ABSTRACT
This paper is an effort to explore my own understanding about gender issues in society generally and the nature of the gender relations project for education and teacher education specifically. As an educational psychologist, I am already preoccupied with questions about human growth and development—including how and why people develop interpersonal skills and predispositions for creativity and achievement. As a teacher-educator, I am also preoccupied with questions about pedagogy.
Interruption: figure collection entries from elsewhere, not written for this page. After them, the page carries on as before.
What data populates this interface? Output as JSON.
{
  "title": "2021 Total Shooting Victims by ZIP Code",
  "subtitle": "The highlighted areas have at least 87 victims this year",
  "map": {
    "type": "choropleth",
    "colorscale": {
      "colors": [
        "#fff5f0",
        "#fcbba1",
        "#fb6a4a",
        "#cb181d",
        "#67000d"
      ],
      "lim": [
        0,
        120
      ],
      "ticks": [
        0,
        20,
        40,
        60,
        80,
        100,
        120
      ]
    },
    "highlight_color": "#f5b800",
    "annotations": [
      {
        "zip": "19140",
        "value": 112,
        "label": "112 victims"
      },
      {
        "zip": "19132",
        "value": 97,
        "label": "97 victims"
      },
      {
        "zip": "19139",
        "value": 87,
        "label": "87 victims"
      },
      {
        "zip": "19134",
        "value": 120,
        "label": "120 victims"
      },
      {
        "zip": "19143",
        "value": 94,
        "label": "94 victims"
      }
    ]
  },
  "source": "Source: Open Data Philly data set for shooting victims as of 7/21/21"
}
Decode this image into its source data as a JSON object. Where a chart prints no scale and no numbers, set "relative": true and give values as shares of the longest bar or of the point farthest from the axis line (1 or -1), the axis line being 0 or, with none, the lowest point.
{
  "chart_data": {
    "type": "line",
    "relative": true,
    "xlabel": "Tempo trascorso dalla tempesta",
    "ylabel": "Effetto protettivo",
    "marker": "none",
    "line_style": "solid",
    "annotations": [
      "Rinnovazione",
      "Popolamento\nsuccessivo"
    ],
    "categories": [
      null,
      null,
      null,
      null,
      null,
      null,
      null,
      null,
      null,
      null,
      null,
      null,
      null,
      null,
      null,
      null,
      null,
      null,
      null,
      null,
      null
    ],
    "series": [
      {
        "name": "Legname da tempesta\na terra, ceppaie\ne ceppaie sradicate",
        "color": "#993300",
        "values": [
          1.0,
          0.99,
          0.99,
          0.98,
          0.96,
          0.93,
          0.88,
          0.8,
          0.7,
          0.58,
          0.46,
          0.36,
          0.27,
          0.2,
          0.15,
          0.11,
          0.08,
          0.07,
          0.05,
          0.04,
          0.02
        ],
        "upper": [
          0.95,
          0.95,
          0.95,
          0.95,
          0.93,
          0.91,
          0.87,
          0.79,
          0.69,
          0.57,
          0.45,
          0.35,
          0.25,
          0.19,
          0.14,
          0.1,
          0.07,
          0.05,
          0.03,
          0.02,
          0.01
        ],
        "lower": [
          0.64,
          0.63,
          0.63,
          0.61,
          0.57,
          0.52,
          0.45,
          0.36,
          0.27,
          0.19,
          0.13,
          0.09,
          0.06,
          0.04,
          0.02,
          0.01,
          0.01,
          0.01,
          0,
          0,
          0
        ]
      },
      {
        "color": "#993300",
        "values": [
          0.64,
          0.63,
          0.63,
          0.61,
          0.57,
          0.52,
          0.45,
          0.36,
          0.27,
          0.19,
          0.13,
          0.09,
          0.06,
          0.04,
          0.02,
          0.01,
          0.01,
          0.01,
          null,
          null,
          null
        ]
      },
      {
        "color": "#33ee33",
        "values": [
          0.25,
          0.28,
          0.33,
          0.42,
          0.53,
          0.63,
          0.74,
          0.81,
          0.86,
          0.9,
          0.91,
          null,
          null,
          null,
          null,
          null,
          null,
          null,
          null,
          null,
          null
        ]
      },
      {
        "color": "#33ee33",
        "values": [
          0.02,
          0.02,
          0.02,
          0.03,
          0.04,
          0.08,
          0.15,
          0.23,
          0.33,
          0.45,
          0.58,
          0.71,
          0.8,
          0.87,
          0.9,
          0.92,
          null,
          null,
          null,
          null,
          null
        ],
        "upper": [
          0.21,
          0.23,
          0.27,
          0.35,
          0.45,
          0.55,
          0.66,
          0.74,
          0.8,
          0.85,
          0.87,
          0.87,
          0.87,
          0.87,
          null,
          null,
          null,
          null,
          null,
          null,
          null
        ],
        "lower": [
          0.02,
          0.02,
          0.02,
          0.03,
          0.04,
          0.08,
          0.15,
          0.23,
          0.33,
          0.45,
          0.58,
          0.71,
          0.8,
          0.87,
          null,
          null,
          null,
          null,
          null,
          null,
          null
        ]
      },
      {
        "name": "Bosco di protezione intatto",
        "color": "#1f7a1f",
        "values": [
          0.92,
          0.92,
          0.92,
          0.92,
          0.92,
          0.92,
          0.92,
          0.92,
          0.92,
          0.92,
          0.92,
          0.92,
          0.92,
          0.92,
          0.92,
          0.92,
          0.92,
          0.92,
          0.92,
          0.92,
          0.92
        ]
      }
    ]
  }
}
To develop my own interpretive account of “how gender works,” I examine experiences of my own life, my friends' lives, my students' work, my research study participants, and other researchers' findings. I find perspectives from feminist psychoanalytic theories and poststructuralist theory most helpful for making sense of the wide-ranging “data” of my inquiry. In this interpretive journey of constructing my own knowledge about gender issues, I explore the dynamics of concrete social relations that contribute to the gendered development of values, emotions, personal strengths, personal practical skills for assertiveness, sense of self, and presence or power. I also focus specifically on the nature of these concrete social relations in classrooms.
As a teacher-educator I recognize that my students must also construct their own knowledge and be predisposed to understand their classrooms as research sites. I review the kinds of course assignments I have used to support their inquiry process and highlight ways in which gender issues spontaneously surface within their inquiries. The tensions, however, between good pedagogic practice and more adequately addressing gender issues remain problematic.